Bob Gluck’s "Something Quiet" (2011), with soprano saxophonist Joe Giardullo and bassist Christopher Dean Sullivan, has been called “completely original, artistically spontaneous, and intellectually challenging.” (Karl Ackermann, All About Jazz), “a gently insistent and compelling collection for which the term "rewards repeated listenings" is definitely apt.” (Michael Edwards, Jazzofonik) About "Returning" (2011) by the Bob Gluck Trio, with bassist Michael Bisio and drummer Dean Sharp.
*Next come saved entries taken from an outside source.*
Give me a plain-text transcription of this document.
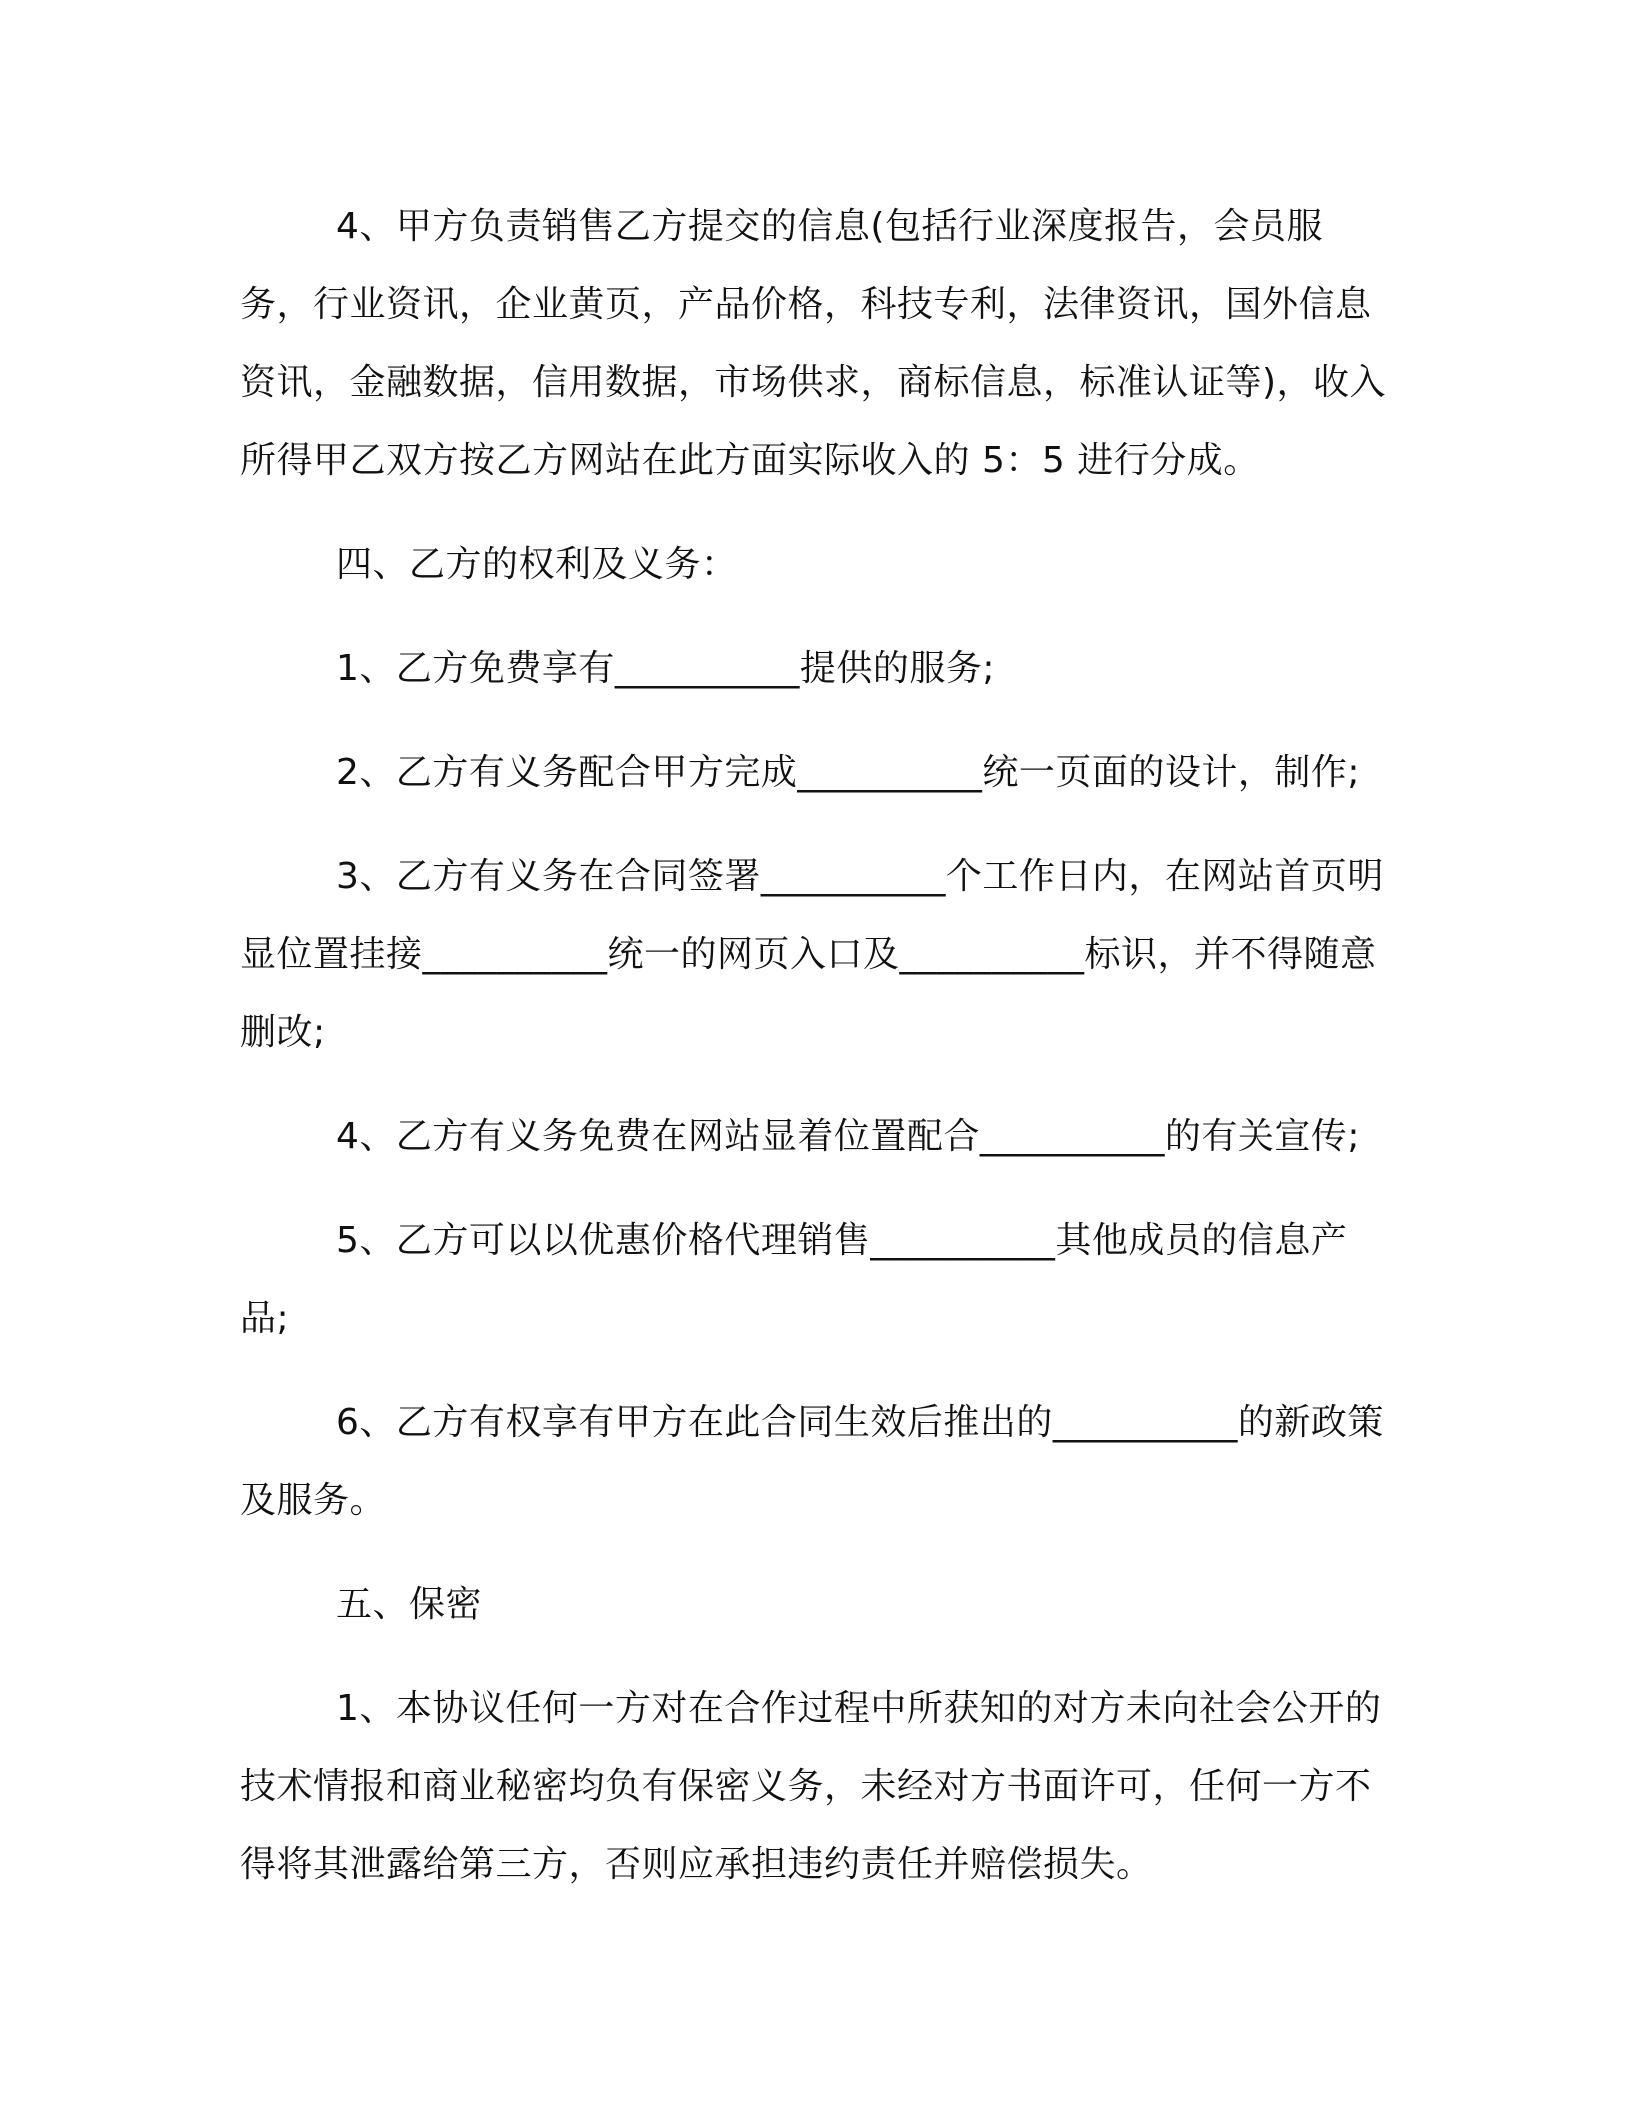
4、甲方负责销售乙方提交的信息(包括行业深度报告，会员服务，行业资讯，企业黄页，产品价格，科技专利，法律资讯，国外信息资讯，金融数据，信用数据，市场供求，商标信息，标准认证等)，收入所得甲乙双方按乙方网站在此方面实际收入的 5：5 进行分成。

四、乙方的权利及义务：

1、乙方免费享有__________提供的服务;

2、乙方有义务配合甲方完成__________统一页面的设计，制作;

3、乙方有义务在合同签署__________个工作日内，在网站首页明显位置挂接__________统一的网页入口及__________标识，并不得随意删改;

4、乙方有义务免费在网站显着位置配合__________的有关宣传;

5、乙方可以以优惠价格代理销售__________其他成员的信息产品;

6、乙方有权享有甲方在此合同生效后推出的__________的新政策及服务。

五、保密

1、本协议任何一方对在合作过程中所获知的对方未向社会公开的技术情报和商业秘密均负有保密义务，未经对方书面许可，任何一方不得将其泄露给第三方，否则应承担违约责任并赔偿损失。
Chuck Vecoli (Jazz Review) comments: "I cannot fully convey the attraction deeply seeded in these pieces that becomes stronger as the composition progresses..." The Trio's previous outing was the critically acclaimed 2008 recording "Sideways." Michael McDowell, Blitz Magazine, writes of "Textures and Pulsations" (with Aruan Ortiz, 2012), "The ambitious duo has taken to the road less traveled, with remarkable results... Gluck and Ortiz may have inadvertently struck a chord of solidarity with a much wider musical demographic. For in doing so, they have succinctly made a case for standing in accord with the universal theme of striving for excellence."
Bob Gluck is Associate Professor of Music at the University at Albany. He is author of “You’ll Know When You Get There: Herbie Hancock and the Mwandishi Band” (University of Chicago Press, 2012).